Poi arrivò Grillo. Il suo “Vaffanculo” fu una rivoluzione semiologica. Una parolaccia che divenne prima ispirazione, poi idea e infine partito. Un dissenso che si fece voto. Era il Robin Hood della rabbia popolare, l’uomo che sputava contro “loro”, contro il Palazzo, contro i salotti.
Così, negli anni, la politica si è trasformata in cabaret. I talk show in arena. I social in tribunali sommari. Ogni parola è un colpo. Ogni frase, un titolo. Ogni insulto, un applauso. Il linguaggio non è più riflessione, è performance. Non è più elaborazione, è urlo. Non è più dialettica, è show.
La televisione e lo spettacolo intorno alla politica sono il vero potere di questo tempo. Non il Parlamento, non i partiti. La TV. E oggi, i social ne sono l’estensione virale. È qui che si crea il consenso.
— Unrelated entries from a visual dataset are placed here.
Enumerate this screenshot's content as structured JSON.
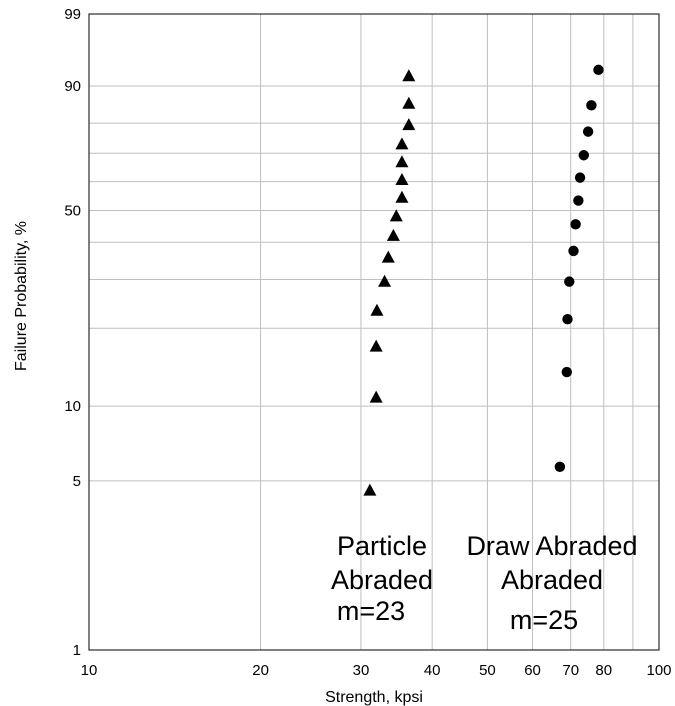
{
  "chart_data": {
    "type": "scatter",
    "xlabel": "Strength, kpsi",
    "ylabel": "Failure Probability, %",
    "x_scale": "log",
    "y_scale": "weibull-probability",
    "xlim": [
      10,
      100
    ],
    "ylim": [
      1,
      99
    ],
    "grid": true,
    "x_ticks": [
      10,
      20,
      30,
      40,
      50,
      60,
      70,
      80,
      100
    ],
    "x_tick_labels": [
      "10",
      "20",
      "30",
      "40",
      "50",
      "60",
      "70",
      "80",
      "100"
    ],
    "y_ticks": [
      1,
      5,
      10,
      50,
      90,
      99
    ],
    "y_tick_labels": [
      "1",
      "5",
      "10",
      "50",
      "90",
      "99"
    ],
    "y_gridlines": [
      1,
      5,
      10,
      20,
      30,
      40,
      50,
      60,
      70,
      80,
      90,
      99
    ],
    "series": [
      {
        "marker": "triangle",
        "color": "#000000",
        "points": [
          {
            "x": 31.1,
            "y": 4.6
          },
          {
            "x": 31.9,
            "y": 10.9
          },
          {
            "x": 31.9,
            "y": 17.2
          },
          {
            "x": 32.0,
            "y": 23.4
          },
          {
            "x": 33.0,
            "y": 29.7
          },
          {
            "x": 33.5,
            "y": 35.9
          },
          {
            "x": 34.2,
            "y": 42.2
          },
          {
            "x": 34.6,
            "y": 48.4
          },
          {
            "x": 35.4,
            "y": 54.7
          },
          {
            "x": 35.4,
            "y": 60.9
          },
          {
            "x": 35.4,
            "y": 67.2
          },
          {
            "x": 35.4,
            "y": 73.4
          },
          {
            "x": 36.4,
            "y": 79.7
          },
          {
            "x": 36.4,
            "y": 85.9
          },
          {
            "x": 36.4,
            "y": 92.2
          }
        ]
      },
      {
        "marker": "circle",
        "color": "#000000",
        "points": [
          {
            "x": 67.0,
            "y": 5.7
          },
          {
            "x": 68.9,
            "y": 13.6
          },
          {
            "x": 69.1,
            "y": 21.6
          },
          {
            "x": 69.6,
            "y": 29.5
          },
          {
            "x": 70.8,
            "y": 37.5
          },
          {
            "x": 71.4,
            "y": 45.5
          },
          {
            "x": 72.2,
            "y": 53.4
          },
          {
            "x": 72.7,
            "y": 61.4
          },
          {
            "x": 73.8,
            "y": 69.3
          },
          {
            "x": 75.1,
            "y": 77.3
          },
          {
            "x": 76.1,
            "y": 85.2
          },
          {
            "x": 78.3,
            "y": 93.2
          }
        ]
      }
    ],
    "annotations": {
      "left_line1": "Particle",
      "left_line2": "Abraded",
      "left_line3": "m=23",
      "right_line1": "Draw Abraded",
      "right_line2": "Abraded",
      "right_line3": "m=25"
    },
    "colors": {
      "grid": "#bfbfbf",
      "axis": "#000000",
      "background": "#ffffff"
    }
  }
}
È qui che si misura la forza. E in questo nuovo tempio, la liturgia è la volgarità. Perché la volgarità funziona. Perché la volgarità fa ascolti. Perché la volgarità consola.
I sismografi sociali ci dicono che la crescente violenza verbale è figlia della paura, del vuoto, della rabbia. E allora chi grida sarà premiato. Chi offende sarà illuminato. E intanto la complessità viene presa a calci. Le soluzioni ignorate. La politica ridotta a slogan.
Mi chiedo: questa è davvero l’eredità che merita l’America di John F. Kennedy e Martin Luther King?
E l’Italia? La nostra Italia, quella delle madri, delle periferie, dei ragazzi con i libri sotto il braccio, si riconosce in questo circo osceno?
Io continuo a pensarla come Nanni Moretti, e che le parole sono importanti. Che la lingua abbia un’anima. Che il corpo sia sacro, e che la politica sia ancora un atto poetico. Per questo, guardando questo indecente spettacolo, mi sento oggi fuori posto. Ma anche più deciso che mai a non accettare questa oscenità come inevitabile.
Perché dove trionfa la volgarità, comincia la barbarie.